These are comments, on the scientific issues that came up at BioEM2013, that Devra Davis submitted as a guest blog. The opinions expressed in it are of Devra Davis herself. Publication of these opinions in BRHP does not mean that BRHP agrees with or endorses these opinions.
Devra’s comments on day 1 of the BioEM2013
Yes, Darius, as you and I have repeatedly written in many different journals, the Danish Cohort study is severely constrained and is not a complete study of a population over time. The study effectively is comparing brain cancer that develops in people who first had cell phones two decades ago–and did NOT use them for business purposes– to brain cancers in those who acquired them afterwards.
The IARC expert reviewers reached a similar conclusion about this study and did not rely on it in reaching their conclusion that cell phone and other wireless radiation is a “possible human carcinogen”–the same category as DDT and engine exhausts–two agents that children are not allowed to play with and for which regulatory standards exist around the world.
As a matter of design, epidemiology can only confirm the past and cannot and should not be used to predict the future. Phones, technologies, uses, and users are changing rapidly. We know enough based on experimental evidence acquired at this time, to take precautionary steps as a matter of policy. Only when major public and private funds are invested in training of scientists and physicians in bioelectromagnetics, research and monitoring will we have the capacity to address these matters sensibly.
In fact new experimental and epidemiological information generated since the IARC report was issued in 2011 has persuaded Santosh Kesari, MD PhD, chair of neuro-oncology at UC San Diego, Anthony B. Miller MD Professor Emeritus of Public Health at University of Toronto, Colin Soskolne, PhD, Professor Emeritus at University of Alberta, Yael Stein MD of Hadassah Medical Center, and me that cellphone radiation should be considered a “probable human carcinogen.”
The world is poorly served by repeated presentations of the Danish work. Sitting in the audience when she should have been on this panel was Siegal Sadetzki, MD, who like you was a member of the IARC expert review group. Stacking the deck is one way to stifle debate and the full exchange of information that should arise at meetings such as this one. Bravo to you for continuing to raise the level of discourse and insisting that uncertainties in science should not merely become excuses for continuing unabated policies but provide a pressing rationale for substantial investments in research and training, as well as appropriate prudent policy responses.
Please share the links below with your followers who wish to learn more about the war-games being played by this industry to confuse the public and exaggerate doubt.

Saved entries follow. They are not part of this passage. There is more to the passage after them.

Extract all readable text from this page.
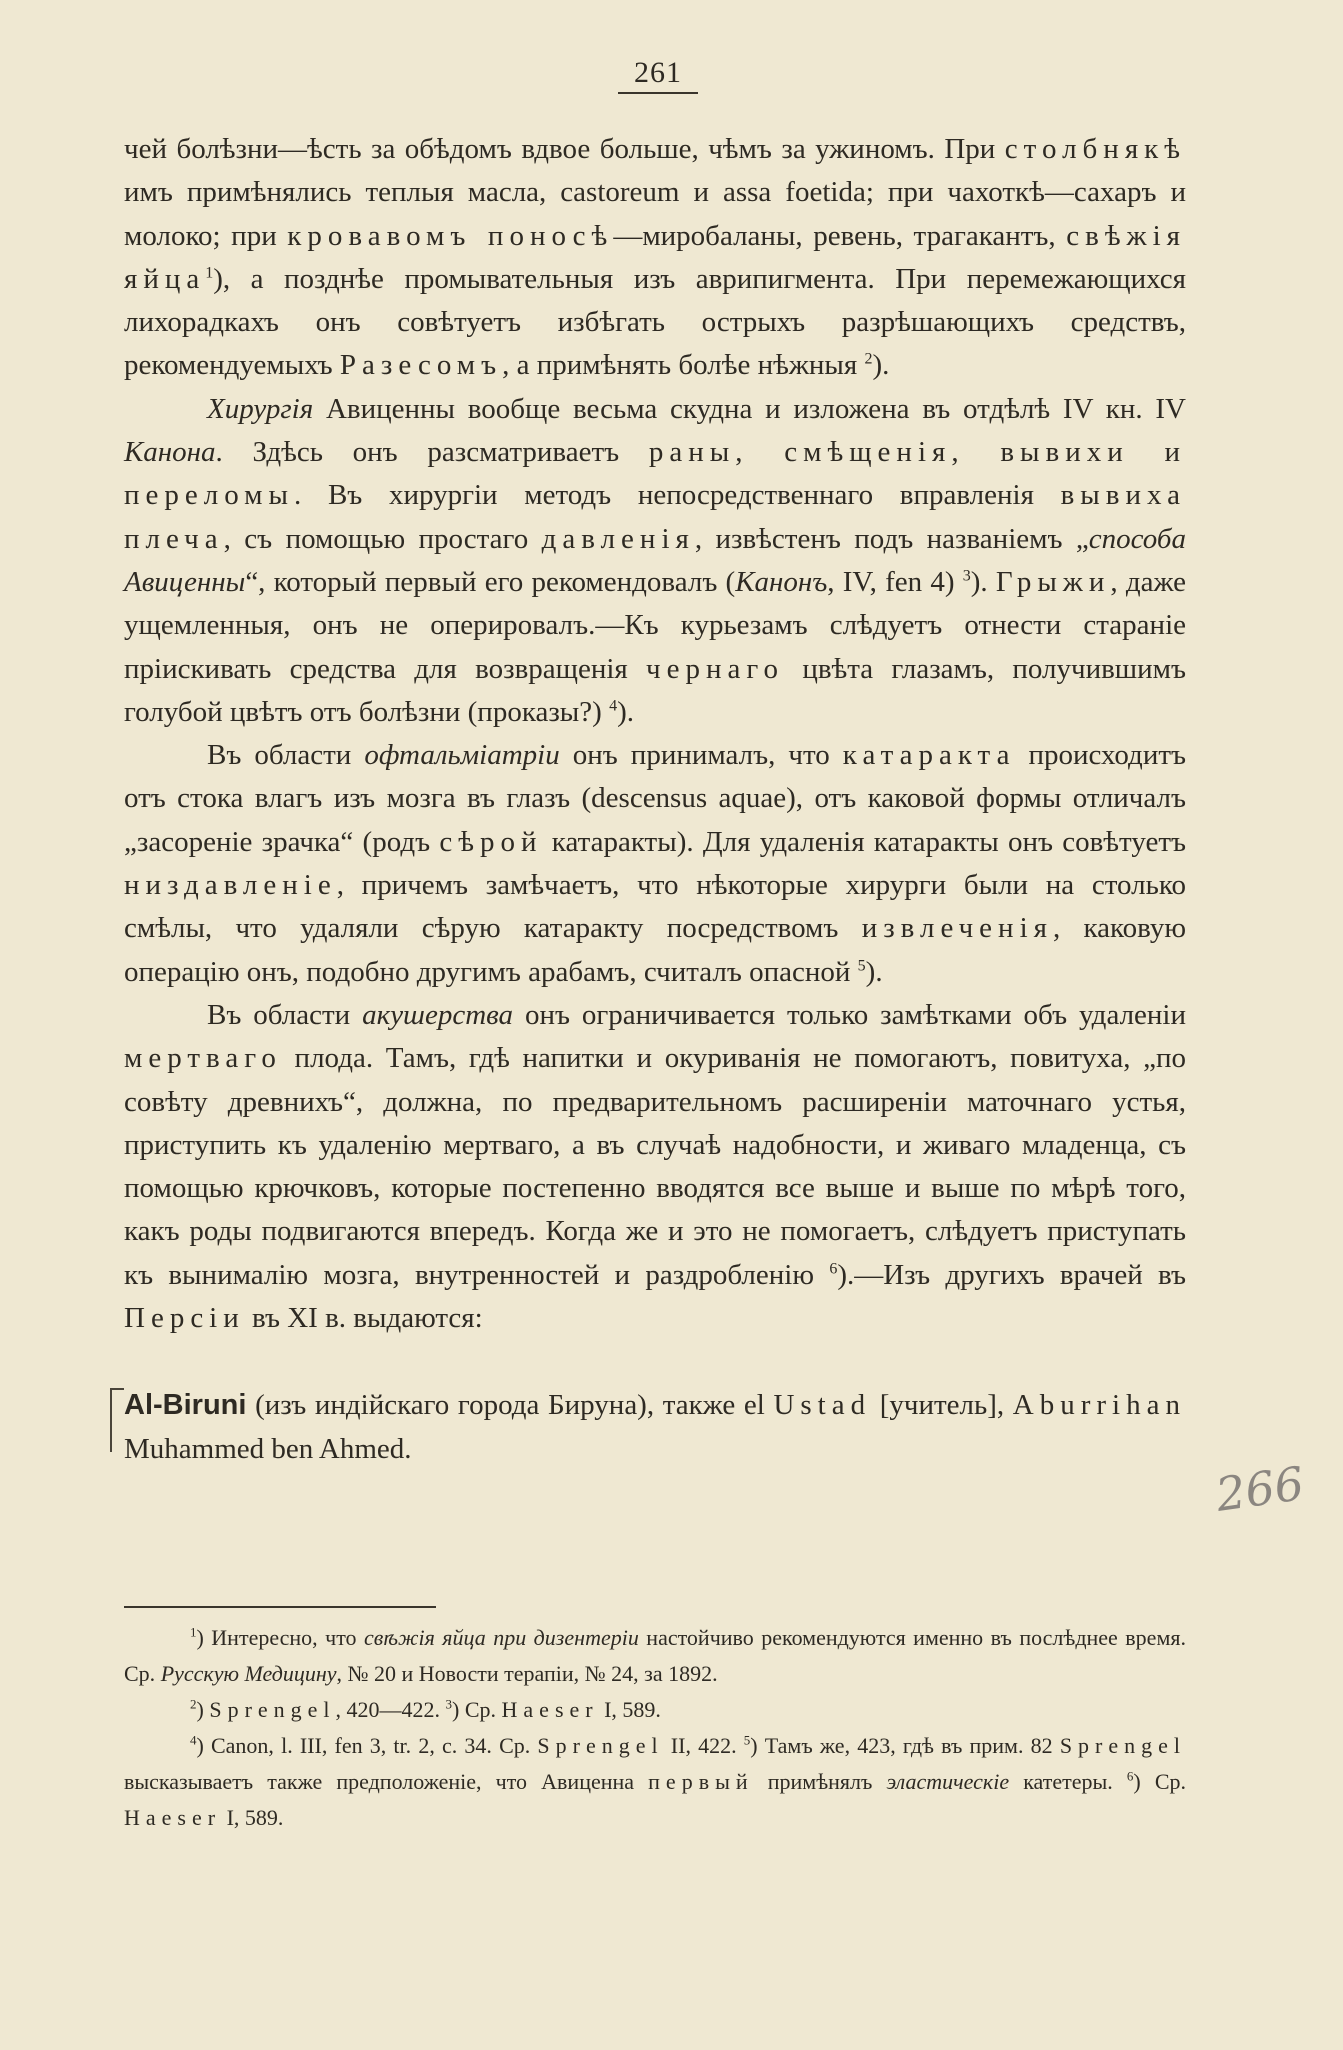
261

чей болѣзни—ѣсть за обѣдомъ вдвое больше, чѣмъ за ужиномъ. При столбнякѣ имъ примѣнялись теплыя масла, castoreum и assa foetida; при чахоткѣ—сахаръ и молоко; при кровавомъ поносѣ—миробаланы, ревень, трагакантъ, свѣжія яйца$^1$), а позднѣе промывательныя изъ аврипигмента. При перемежающихся лихорадкахъ онъ совѣтуетъ избѣгать острыхъ разрѣшающихъ средствъ, рекомендуемыхъ Разесомъ, а примѣнять болѣе нѣжныя $^2$).

Хирургія Авиценны вообще весьма скудна и изложена въ отдѣлѣ IV кн. IV Канона. Здѣсь онъ разсматриваетъ раны, смѣщенія, вывихи и переломы. Въ хирургіи методъ непосредственнаго вправленія вывиха плеча, съ помощью простаго давленія, извѣстенъ подъ названіемъ „способа Авиценны“, который первый его рекомендовалъ (Канонъ, IV, fen 4) $^3$). Грыжи, даже ущемленныя, онъ не оперировалъ.—Къ курьезамъ слѣдуетъ отнести стараніе пріискивать средства для возвращенія чернаго цвѣта глазамъ, получившимъ голубой цвѣтъ отъ болѣзни (проказы?) $^4$).

Въ области офтальміатріи онъ принималъ, что катаракта происходитъ отъ стока влагъ изъ мозга въ глазъ (descensus aquae), отъ каковой формы отличалъ „засореніе зрачка“ (родъ сѣрой катаракты). Для удаленія катаракты онъ совѣтуетъ низдавленіе, причемъ замѣчаетъ, что нѣкоторые хирурги были на столько смѣлы, что удаляли сѣрую катаракту посредствомъ извлеченія, каковую операцію онъ, подобно другимъ арабамъ, считалъ опасной $^5$).

Въ области акушерства онъ ограничивается только замѣтками объ удаленіи мертваго плода. Тамъ, гдѣ напитки и окуриванія не помогаютъ, повитуха, „по совѣту древнихъ“, должна, по предварительномъ расширеніи маточнаго устья, приступить къ удаленію мертваго, а въ случаѣ надобности, и живаго младенца, съ помощью крючковъ, которые постепенно вводятся все выше и выше по мѣрѣ того, какъ роды подвигаются впередъ. Когда же и это не помогаетъ, слѣдуетъ приступать къ вынималію мозга, внутренностей и раздробленію $^6$).—Изъ другихъ врачей въ Персіи въ XI в. выдаются:

Al-Biruni (изъ индійскаго города Бируна), также el Ustad [учитель], Aburrihan Muhammed ben Ahmed.

266

$^1$) Интересно, что свѣжія яйца при дизентеріи настойчиво рекомендуются именно въ послѣднее время. Ср. Русскую Медицину, № 20 и Новости терапіи, № 24, за 1892.

$^2$) Sprengel, 420—422. $^3$) Ср. Haeser I, 589.

$^4$) Canon, l. III, fen 3, tr. 2, c. 34. Ср. Sprengel II, 422. $^5$) Тамъ же, 423, гдѣ въ прим. 82 Sprengel высказываетъ также предположеніе, что Авиценна первый примѣнялъ эластическіе катетеры. $^6$) Ср. Haeser I, 589.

Devra’s comments on day 2 of the BioEM2013
There was an 800 pound gorilla in the room at BEMS–the brilliant work of the young investigator Lucas Portelli–a recent doctorate with National Academy of Engineering member, Frank Barnes of Colorado. He presented a poster that could explain why so many studies that use cell cultures cannot be easily repeated. With meticulous detail, his poster showed that a number of critical factors that are not regularly controlled and made the same can affect results. For instance, the size and shape of cell culture containers–whether small or large beakers or petri dishes–radically affects temperature of the cells by as much as 6 degrees centigrade. Other impressive work produced in Colorado and also by Rony Seger’s team at the Weizmann Institute in Israel finds that the magnetic field exposures within a single incubator that is NOT appropriately shielded can vary by as much as a factor of 4, i.e., 10,000-fold.

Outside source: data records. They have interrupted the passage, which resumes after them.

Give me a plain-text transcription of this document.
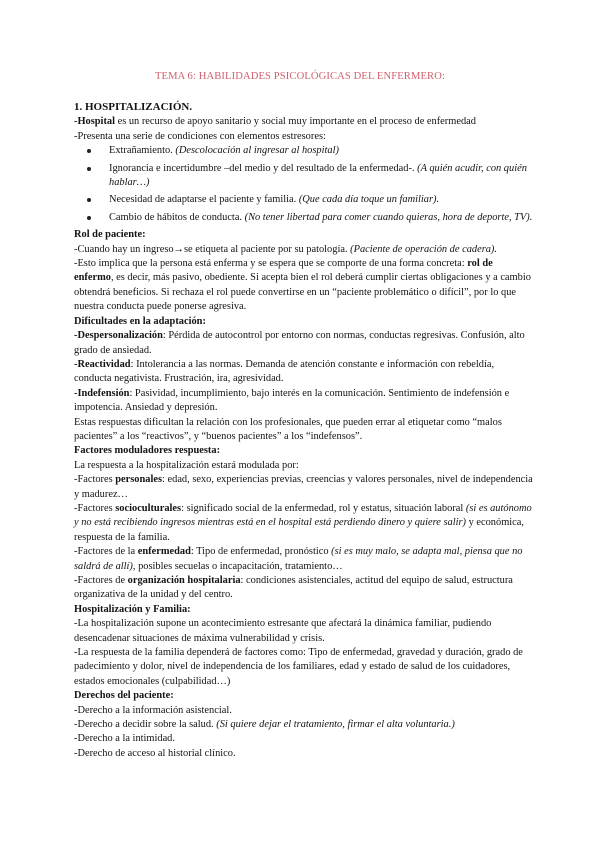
TEMA 6: HABILIDADES PSICOLÓGICAS DEL ENFERMERO:

1. HOSPITALIZACIÓN.

-Hospital es un recurso de apoyo sanitario y social muy importante en el proceso de enfermedad

-Presenta una serie de condiciones con elementos estresores:

Extrañamiento. (Descolocación al ingresar al hospital)
Ignorancia e incertidumbre –del medio y del resultado de la enfermedad-. (A quién acudir, con quién hablar…)
Necesidad de adaptarse el paciente y familia. (Que cada día toque un familiar).
Cambio de hábitos de conducta. (No tener libertad para comer cuando quieras, hora de deporte, TV).

Rol de paciente:

-Cuando hay un ingreso→se etiqueta al paciente por su patología. (Paciente de operación de cadera).

-Esto implica que la persona está enferma y se espera que se comporte de una forma concreta: rol de enfermo, es decir, más pasivo, obediente. Si acepta bien el rol deberá cumplir ciertas obligaciones y a cambio obtendrá beneficios. Si rechaza el rol puede convertirse en un “paciente problemático o difícil”, por lo que nuestra conducta puede ponerse agresiva.

Dificultades en la adaptación:

-Despersonalización: Pérdida de autocontrol por entorno con normas, conductas regresivas. Confusión, alto grado de ansiedad.

-Reactividad: Intolerancia a las normas. Demanda de atención constante e información con rebeldía, conducta negativista. Frustración, ira, agresividad.

-Indefensión: Pasividad, incumplimiento, bajo interés en la comunicación. Sentimiento de indefensión e impotencia. Ansiedad y depresión.

Estas respuestas dificultan la relación con los profesionales, que pueden errar al etiquetar como “malos pacientes” a los “reactivos”, y “buenos pacientes” a los “indefensos”.

Factores moduladores respuesta:

La respuesta a la hospitalización estará modulada por:

-Factores personales: edad, sexo, experiencias previas, creencias y valores personales, nivel de independencia y madurez…

-Factores socioculturales: significado social de la enfermedad, rol y estatus, situación laboral (si es autónomo y no está recibiendo ingresos mientras está en el hospital está perdiendo dinero y quiere salir) y económica, respuesta de la familia.

-Factores de la enfermedad: Tipo de enfermedad, pronóstico (si es muy malo, se adapta mal, piensa que no saldrá de allí), posibles secuelas o incapacitación, tratamiento…

-Factores de organización hospitalaria: condiciones asistenciales, actitud del equipo de salud, estructura organizativa de la unidad y del centro.

Hospitalización y Familia:

-La hospitalización supone un acontecimiento estresante que afectará la dinámica familiar, pudiendo desencadenar situaciones de máxima vulnerabilidad y crisis.

-La respuesta de la familia dependerá de factores como: Tipo de enfermedad, gravedad y duración, grado de padecimiento y dolor, nivel de independencia de los familiares, edad y estado de salud de los cuidadores, estados emocionales (culpabilidad…)

Derechos del paciente:

-Derecho a la información asistencial.

-Derecho a decidir sobre la salud. (Si quiere dejar el tratamiento, firmar el alta voluntaria.)

-Derecho a la intimidad.

-Derecho de acceso al historial clínico.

We just heard the unchallenged assertion that the comet assay–gel electrophoresis measurement of the unraveling of DNA– is useless. Indeed this assay has produced inconsistent results after exposures to microwave radiation. But, rather than throw out the test entirely, it is important to understand the reasons for these inconsistencies. For starters, different results occur if different cell lines are used, with younger neuronal cells typically responding and older adult cells such as lymphocytes being fairly resistant. Of course, the newly discovered importance of varying EMF exposures within the laboratory and the incubator–shown by Portelli and by Seger– is also key.

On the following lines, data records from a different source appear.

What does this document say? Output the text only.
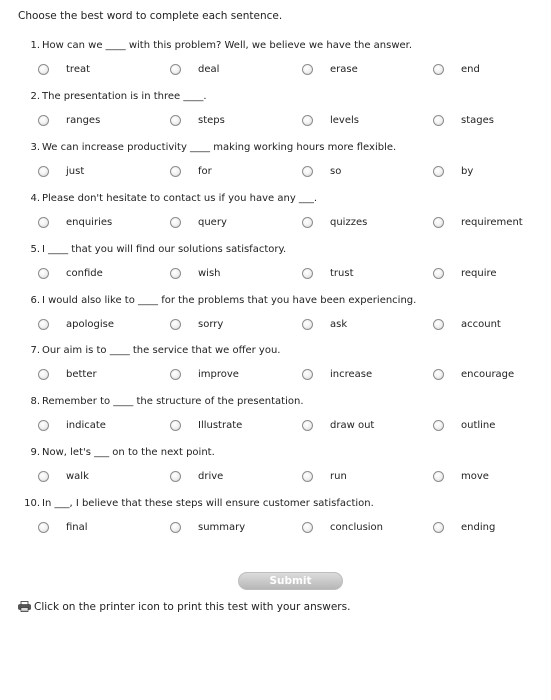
Choose the best word to complete each sentence.
1. How can we ____ with this problem? Well, we believe we have the answer.
treat	deal	erase	end
2. The presentation is in three ____.
ranges	steps	levels	stages
3. We can increase productivity ____ making working hours more flexible.
just	for	so	by
4. Please don't hesitate to contact us if you have any ___.
enquiries	query	quizzes	requirement
5. I ____ that you will find our solutions satisfactory.
confide	wish	trust	require
6. I would also like to ____ for the problems that you have been experiencing.
apologise	sorry	ask	account
7. Our aim is to ____ the service that we offer you.
better	improve	increase	encourage
8. Remember to ____ the structure of the presentation.
indicate	Illustrate	draw out	outline
9. Now, let's ___ on to the next point.
walk	drive	run	move
10. In ___, I believe that these steps will ensure customer satisfaction.
final	summary	conclusion	ending
Submit
Click on the printer icon to print this test with your answers.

There is a need to extend and validate in vitro tests rather than assume that no new work should be done. One example of a potentially valuable short term test that is NOT represented well at BEMS is evaluating the formation of chromatin by the method of evaluating anomalous viscosity time dependencies (AVTD); other critical research needs include measuring DNA double strand breaks and producing better biophysical modeling of MW-induced non-thermal biological effects overall.
What’s lacking now is the political will and courage for our colleagues close to industry to assert the need for a major investment in research and training. A seasoned innovator in the field is exasperated and has become resigned about the lack of funding.
Several industry experts are frustrated at the slow rate of innovation in phone design. Safer antennas, cases and software can dramatically lower microwave emissions and also protect battery life. But taking the step of devising these advances gets bogged down. “Nobody wants to brag about creating a safer phone,” one wag added. “Maybe the best we can hope is to see longer battery life become a marketing niche, because the longer lasting the battery the less radiation released into a person or the environment for any unit of time.”